Bowlers speak out
Presspersons and fans,
We, the bowlers, the chaps who break our backs to make a lump of cork and leather move like an extra on Step Up Revolution, would like to make a statement regarding the recent spot-fixing scandal that has rocked the IPL.
Sucks boo, to you batsmen and anyone who ever said cricket was a batsman's game! Batsman's game? Did you see what happened? It's bowlers who control a game and bowlers who manipulate it. All you clowns with your giant bats, mega-sixes and obscene strike-rates aren't even on the bookies' radar. You're unwanted like yesterday's news. Undesirable like a Facebook photo that actually shows a face.

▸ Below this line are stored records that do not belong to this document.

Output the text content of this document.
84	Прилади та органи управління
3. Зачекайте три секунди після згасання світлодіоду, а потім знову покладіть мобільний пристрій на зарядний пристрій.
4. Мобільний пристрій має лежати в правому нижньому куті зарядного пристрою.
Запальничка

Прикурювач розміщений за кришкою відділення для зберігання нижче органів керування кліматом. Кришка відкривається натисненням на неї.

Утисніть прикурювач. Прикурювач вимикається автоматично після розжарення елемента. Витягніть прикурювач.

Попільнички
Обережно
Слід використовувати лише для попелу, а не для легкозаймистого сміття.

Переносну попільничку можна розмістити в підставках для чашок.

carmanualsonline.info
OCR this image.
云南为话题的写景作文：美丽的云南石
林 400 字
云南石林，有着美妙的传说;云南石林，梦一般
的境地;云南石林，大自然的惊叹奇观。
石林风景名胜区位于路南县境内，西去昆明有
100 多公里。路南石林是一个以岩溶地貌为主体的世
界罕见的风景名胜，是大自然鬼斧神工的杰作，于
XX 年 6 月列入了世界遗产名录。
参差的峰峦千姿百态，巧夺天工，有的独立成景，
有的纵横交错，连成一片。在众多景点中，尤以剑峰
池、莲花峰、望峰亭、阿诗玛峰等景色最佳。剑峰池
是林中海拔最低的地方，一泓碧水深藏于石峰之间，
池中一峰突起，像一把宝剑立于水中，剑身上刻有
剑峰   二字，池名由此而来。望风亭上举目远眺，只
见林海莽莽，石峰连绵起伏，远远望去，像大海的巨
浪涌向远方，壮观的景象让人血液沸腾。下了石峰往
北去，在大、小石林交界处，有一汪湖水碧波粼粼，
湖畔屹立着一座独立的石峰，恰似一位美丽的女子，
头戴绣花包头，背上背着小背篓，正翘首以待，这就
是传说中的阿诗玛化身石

So next time, don't feel too pleased when you manage to score 20 runs in an over. That would be the result of some cannily loose bowling. Last-ball six to win the game? Thank a well-disguised dolly. Dived into the crease to avoid being run out by a millimetre? A marvellous sleight of hand. Didn't make it to the XI because the captain picked five bowlers? Who do you think told him about the "naughty texts" you may or may not have sent to his girlfriend?
We are all-powerful. If Sartre had been a cricket fan, he'd have gone over to the side of determinism. If Vito Corleone had watched cricket, he'd have wiped out the other four families and taken sole control of organised crime in New York. If IPL franchise owners ever watch cricket, they'll know not to waste their dollars on useless batsmen.
Fear us, because while we often make you look good, we can also make you look like mere pawns in the game of life.
Note from our psychiatrists/lawyers: This is just a macho, egoistical rant stemming from years of unfair portrayal and ridicule. None of it is admissible in a court of law.